Vilsack exit signals notable political shift

My guess is that the withdrawal of former Gov. Tom Vilsack from the presidential race made no impression whatsoever on you. It may be that the abbreviated presidential campaign of Vilsack made no impression whatsoever on the 2008 race. But this much you can count on: The fact that Vilsack no longer is a candidate for president is one of the most significant things to happen in American domestic politics in a decade.

On any level, Vilsack was a plausible candidate for president. He was a governor, and governors have won major-party presidential nominations in each of the last seven elections. His departure leaves the Democratic field with a bunch of senators, notoriously poor performers as presidential candidates, and only one governor (Bill Richardson of New Mexico), and he’s running as a foreign-policy magus. Go figure.

But there is more. Vilsack is from Iowa, site of the first presidential caucuses; five times since 1960 a politician from a bordering state (four from Massachusetts, one from Maine) won the New Hampshire primary, and the 2008 candidacy of former Gov. Mitt Romney of Massachusetts is predicated in part on the neighbor factor, proof that familiarity can sometimes breed popularity.

And yet Vilsack is finished as a presidential candidate, even though, as he put it the day he left the race, “I have the boldest plan to get us out of Iraq and a long-term policy for energy security to keep us out of future oil wars,” and despite having maybe the strongest caucus organization in Iowa, with 3,000 supporters already signed up.

None of that matters. He doesn’t have the money to compete in the presidential race in a year when the field includes such big-buck candidates as Sen.
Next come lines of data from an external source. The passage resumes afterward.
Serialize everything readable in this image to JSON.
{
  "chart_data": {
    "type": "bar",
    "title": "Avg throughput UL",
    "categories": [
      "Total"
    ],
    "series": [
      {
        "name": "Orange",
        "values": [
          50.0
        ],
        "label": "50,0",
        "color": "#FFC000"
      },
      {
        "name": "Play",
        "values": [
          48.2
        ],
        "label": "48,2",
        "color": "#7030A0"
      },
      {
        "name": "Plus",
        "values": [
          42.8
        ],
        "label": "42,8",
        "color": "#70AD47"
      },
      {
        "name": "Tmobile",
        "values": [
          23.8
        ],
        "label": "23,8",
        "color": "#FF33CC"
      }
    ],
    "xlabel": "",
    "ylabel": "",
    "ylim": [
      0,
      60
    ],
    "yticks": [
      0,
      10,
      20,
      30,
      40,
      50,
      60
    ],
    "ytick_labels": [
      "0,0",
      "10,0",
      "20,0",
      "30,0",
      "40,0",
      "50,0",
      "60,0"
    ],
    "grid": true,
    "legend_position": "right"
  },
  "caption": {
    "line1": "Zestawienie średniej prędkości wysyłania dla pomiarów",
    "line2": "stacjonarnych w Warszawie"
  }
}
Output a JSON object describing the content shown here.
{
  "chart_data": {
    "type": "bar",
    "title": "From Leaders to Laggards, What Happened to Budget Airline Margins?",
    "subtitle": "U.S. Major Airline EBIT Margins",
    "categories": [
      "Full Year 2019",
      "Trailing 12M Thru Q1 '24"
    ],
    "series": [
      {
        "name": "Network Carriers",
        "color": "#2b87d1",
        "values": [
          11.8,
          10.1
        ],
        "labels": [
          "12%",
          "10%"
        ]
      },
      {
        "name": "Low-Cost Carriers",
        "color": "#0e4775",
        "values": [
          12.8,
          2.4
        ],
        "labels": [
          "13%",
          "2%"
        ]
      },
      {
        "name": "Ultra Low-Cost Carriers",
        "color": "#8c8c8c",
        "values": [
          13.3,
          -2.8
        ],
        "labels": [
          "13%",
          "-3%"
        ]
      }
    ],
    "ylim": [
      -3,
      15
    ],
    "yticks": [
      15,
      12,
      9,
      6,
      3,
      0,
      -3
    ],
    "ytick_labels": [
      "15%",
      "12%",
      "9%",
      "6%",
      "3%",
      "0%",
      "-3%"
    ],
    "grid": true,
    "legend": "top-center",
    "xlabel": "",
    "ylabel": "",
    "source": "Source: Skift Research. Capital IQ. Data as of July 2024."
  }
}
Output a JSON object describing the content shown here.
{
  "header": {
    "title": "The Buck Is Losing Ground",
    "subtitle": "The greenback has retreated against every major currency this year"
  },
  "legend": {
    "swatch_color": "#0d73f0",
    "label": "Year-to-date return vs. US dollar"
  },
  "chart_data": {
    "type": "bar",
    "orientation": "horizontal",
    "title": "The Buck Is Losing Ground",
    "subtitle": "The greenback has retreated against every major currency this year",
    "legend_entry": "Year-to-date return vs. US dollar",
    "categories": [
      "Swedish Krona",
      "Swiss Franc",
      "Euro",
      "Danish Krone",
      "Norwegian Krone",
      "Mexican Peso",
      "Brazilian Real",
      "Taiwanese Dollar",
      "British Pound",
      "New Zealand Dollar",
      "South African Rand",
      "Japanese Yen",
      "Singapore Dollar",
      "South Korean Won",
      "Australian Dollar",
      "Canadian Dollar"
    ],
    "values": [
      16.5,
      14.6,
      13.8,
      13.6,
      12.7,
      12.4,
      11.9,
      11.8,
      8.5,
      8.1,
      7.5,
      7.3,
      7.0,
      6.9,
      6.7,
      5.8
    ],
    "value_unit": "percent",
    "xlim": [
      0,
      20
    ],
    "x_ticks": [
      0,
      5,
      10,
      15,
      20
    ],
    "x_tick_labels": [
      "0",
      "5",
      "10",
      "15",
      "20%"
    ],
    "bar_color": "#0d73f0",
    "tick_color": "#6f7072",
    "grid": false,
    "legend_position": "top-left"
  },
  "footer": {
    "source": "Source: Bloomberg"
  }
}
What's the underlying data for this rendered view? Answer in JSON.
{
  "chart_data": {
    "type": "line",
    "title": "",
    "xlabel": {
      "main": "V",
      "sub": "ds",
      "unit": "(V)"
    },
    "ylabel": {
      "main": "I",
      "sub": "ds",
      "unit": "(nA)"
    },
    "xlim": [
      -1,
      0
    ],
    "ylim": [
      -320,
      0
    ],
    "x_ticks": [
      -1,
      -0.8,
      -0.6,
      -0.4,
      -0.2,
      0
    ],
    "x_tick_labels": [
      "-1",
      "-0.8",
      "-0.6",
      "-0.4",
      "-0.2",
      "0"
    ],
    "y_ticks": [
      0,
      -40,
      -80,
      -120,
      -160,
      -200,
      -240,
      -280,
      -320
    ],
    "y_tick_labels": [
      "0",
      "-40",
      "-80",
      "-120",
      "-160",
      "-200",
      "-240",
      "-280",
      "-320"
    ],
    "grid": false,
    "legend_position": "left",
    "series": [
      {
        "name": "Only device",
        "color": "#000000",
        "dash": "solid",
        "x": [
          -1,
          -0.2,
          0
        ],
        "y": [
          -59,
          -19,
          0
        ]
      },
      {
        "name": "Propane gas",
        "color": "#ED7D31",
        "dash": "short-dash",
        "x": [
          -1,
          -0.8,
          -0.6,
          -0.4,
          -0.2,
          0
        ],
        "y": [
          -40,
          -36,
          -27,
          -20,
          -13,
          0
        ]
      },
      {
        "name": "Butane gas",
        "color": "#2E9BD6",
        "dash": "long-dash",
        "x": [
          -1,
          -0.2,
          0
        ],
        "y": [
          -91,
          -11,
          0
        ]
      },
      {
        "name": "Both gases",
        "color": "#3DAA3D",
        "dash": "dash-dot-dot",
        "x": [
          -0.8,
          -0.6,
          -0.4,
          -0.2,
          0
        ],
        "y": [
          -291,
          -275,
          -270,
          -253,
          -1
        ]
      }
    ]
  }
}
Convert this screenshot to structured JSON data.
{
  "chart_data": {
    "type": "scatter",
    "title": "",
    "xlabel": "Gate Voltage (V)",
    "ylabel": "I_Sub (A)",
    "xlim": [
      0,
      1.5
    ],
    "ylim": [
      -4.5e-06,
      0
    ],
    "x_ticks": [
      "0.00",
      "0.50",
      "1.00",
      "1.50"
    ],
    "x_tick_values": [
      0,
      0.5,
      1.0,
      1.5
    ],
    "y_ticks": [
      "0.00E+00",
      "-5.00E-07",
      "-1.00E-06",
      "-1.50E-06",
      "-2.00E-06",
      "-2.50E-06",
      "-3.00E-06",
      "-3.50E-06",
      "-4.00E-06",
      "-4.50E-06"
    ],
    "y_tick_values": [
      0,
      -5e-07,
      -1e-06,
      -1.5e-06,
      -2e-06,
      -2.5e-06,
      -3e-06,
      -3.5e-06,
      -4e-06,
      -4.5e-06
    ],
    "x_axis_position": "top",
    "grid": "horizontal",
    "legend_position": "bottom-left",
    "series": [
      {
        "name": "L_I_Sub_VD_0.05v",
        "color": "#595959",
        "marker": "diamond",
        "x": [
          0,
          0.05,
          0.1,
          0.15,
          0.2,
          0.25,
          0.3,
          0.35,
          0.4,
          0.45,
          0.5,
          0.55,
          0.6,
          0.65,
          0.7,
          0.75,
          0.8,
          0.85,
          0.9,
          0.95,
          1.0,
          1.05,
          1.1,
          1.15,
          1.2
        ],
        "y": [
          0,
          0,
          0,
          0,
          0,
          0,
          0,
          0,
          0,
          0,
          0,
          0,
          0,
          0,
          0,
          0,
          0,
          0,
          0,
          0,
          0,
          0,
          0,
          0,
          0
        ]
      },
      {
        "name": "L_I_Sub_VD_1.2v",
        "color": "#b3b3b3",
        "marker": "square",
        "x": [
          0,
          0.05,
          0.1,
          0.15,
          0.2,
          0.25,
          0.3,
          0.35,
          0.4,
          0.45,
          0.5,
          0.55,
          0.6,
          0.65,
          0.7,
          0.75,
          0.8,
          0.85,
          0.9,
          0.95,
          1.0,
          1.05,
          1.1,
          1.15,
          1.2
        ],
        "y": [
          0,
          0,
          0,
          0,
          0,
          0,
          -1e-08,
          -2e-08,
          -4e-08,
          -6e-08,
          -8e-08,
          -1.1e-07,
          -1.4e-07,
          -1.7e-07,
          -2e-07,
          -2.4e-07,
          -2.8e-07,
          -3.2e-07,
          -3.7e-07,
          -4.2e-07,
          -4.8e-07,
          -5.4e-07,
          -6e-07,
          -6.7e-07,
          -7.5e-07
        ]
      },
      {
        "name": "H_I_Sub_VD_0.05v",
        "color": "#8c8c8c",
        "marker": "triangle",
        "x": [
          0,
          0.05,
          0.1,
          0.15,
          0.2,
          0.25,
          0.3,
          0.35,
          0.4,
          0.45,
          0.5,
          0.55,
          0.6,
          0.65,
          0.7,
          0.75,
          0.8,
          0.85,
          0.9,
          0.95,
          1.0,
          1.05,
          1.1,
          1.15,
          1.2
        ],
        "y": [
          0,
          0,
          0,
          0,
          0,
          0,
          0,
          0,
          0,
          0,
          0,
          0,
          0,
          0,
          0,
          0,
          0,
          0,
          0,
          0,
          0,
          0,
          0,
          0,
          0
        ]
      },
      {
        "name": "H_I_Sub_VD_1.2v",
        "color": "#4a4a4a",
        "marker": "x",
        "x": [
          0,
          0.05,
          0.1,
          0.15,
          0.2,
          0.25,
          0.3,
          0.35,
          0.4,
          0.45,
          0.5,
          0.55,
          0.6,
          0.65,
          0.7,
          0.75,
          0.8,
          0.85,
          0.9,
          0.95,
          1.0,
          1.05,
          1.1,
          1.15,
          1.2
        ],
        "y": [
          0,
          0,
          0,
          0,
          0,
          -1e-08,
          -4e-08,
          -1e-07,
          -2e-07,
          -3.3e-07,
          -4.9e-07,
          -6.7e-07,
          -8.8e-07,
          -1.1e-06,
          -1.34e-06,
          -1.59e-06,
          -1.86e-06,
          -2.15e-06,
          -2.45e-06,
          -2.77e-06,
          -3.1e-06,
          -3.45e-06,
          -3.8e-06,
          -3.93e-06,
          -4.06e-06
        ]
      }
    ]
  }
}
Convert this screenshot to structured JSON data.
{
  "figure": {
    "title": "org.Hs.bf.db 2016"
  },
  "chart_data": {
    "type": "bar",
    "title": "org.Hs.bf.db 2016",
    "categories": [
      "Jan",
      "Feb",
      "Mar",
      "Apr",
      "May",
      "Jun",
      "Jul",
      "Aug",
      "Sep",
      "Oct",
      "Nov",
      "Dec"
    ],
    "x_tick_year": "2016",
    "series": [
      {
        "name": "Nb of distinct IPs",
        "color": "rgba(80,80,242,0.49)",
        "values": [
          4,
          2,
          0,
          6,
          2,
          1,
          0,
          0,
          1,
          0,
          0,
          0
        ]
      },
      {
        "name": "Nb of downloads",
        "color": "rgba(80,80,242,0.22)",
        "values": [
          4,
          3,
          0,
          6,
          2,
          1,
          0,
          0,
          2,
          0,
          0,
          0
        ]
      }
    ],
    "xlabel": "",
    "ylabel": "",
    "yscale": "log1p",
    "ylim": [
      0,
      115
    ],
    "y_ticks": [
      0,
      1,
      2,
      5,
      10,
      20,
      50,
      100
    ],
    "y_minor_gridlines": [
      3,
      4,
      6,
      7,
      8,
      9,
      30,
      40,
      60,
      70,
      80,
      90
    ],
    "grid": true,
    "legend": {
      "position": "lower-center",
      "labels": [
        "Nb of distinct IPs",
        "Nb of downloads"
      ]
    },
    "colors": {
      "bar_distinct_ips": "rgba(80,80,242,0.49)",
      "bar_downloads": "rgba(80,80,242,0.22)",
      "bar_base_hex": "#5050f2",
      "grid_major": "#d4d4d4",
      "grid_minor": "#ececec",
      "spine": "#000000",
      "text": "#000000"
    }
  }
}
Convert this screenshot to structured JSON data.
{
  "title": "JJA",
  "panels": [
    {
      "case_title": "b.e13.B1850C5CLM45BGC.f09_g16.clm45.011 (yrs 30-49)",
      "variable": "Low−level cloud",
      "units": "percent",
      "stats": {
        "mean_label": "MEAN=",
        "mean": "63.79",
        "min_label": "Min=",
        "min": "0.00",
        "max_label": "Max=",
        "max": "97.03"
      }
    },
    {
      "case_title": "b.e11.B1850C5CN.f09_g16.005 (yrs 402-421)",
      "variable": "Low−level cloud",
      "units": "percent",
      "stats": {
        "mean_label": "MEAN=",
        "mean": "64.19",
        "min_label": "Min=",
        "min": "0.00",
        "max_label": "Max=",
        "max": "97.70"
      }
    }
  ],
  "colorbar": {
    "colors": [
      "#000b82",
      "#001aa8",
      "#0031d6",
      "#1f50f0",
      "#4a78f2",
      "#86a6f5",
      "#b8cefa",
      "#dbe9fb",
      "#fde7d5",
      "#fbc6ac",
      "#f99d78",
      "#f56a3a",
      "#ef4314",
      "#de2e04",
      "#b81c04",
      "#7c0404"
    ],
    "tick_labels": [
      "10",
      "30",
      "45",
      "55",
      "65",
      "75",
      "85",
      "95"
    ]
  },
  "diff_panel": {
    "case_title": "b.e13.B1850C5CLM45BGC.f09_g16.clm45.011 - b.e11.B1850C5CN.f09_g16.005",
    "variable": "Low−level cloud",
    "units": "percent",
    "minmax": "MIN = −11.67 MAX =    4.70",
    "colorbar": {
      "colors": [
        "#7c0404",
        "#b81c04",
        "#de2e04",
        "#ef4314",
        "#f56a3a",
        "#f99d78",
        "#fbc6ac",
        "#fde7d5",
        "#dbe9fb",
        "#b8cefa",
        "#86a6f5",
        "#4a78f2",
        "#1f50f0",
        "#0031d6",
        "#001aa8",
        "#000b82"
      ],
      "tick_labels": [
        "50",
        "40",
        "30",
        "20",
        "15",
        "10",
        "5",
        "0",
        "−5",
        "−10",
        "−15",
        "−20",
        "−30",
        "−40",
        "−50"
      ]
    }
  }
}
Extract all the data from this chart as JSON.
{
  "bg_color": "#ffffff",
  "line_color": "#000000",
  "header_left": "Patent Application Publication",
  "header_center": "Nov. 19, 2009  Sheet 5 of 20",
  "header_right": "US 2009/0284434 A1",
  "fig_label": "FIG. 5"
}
Hillary Rodham Clinton of New York and Sen. Barack Obama of Illinois, who both have star power plus drawing power among Hollywood stars, and former Sen. John Edwards of North Carolina, who has labor support, which is always important in Iowa and in the industrial states of the East and Midwest.

Now don’t confuse this morning’s homily with the moaning of goo-goo reformers who decry the presence of money in politics. In truth, there isn’t all that much money in politics, not when you compare the amount that a modern presidential campaign spends to unveil its candidate with the amount that a Fortune 500 company spends to unveil a new product. This is simply a statement that our politics has changed, and changed utterly.

But think this through: Vilsack is not saying he cannot compete in the far-flung locales of presidential politics, in some half-forgotten town in Nevada or some frigid outpost in New Hampshire hard by the Canadian border. No, he’s saying he can’t even compete in his own state, where he can sleep in his own bed, travel in his own car, even take along a brown-bag lunch with a tuna sandwich, a juice box, a clementine and a cookie.

The whole Vilsack campaign was based on making an impact in Iowa, and then sitting back and watching the money flow into his Web site as he rented a campaign plane to fly his entourage, including fawning reporters, to New Hampshire, which is so small that there is barely anywhere you can’t reach by cheap rental car. The cost of that rental car, by the way: $28.25 a day next January, including taxes and fees. I checked.

But this field is so dominated by money that Vilsack can’t drive to the town of Nevada, Iowa (pronounced differently from the state of Nevada, and – trust me – a whole lot different, especially in winter), and he can’t drive from Nashua to Manchester to Concord and then maybe over to Keene in New Hampshire, handing out brochures and talking about issues and fibbing about how he has always wanted to see the Granite State in all its frosty winter glory.

This changes our politics considerably. Jimmy Carter carried his own bag and slept on couches in Iowa in 1975, won the caucuses in 1976, and was inaugurated president in 1977. You might argue that he wasn’t the greatest president ever (his greatest glory was after he left the White House), but he sure learned a lot about the country even as the country was learning a lot about him. George H.W. Bush was not an adept campaigner in Iowa (which he lost in 1988) and New Hampshire (which he barely won in 1988 and then again in 1992), but he learned a lot about campaigning, and a lot about himself, in the exercise.

All this is gone, and has been for some time. Much of New Hampshire is a suburb of Boston, and no better for it, and now a former two-term governor of Iowa has added his testimony that the Hawkeye State is going to let television and money, not steak fries and conversations over fried pork tenderloin sandwiches, determine who wins the caucuses. That’s a big difference, and as a result we’re a different country. Tom Vilsack witnessed that change and was a victim of it.

You should not doubt that those cornpone scenes in Iowa and New Hampshire were always a bit staged, with bales of hay brought in for the press to use as risers. But the people who attended those scenes were authentic even if the candidates were complete phonies.

I remember trampling through farm mud on a particularly cold day in Iowa more than two decades ago for a bone-chilling barnyard session on rural issues. The people in the audience were angry, white-hot angry, and the candidates on the stage, thinking that farm supports were the planks of wood that kept the barn from falling in, were clueless, completely so. But amid my shivers I vividly remember thinking how much better the world would have been had Yuri Andropov, the general secretary of the Communist Party of the Soviet Union, been required to stammer through an answer to these farmers before he got the top job. Our country, too.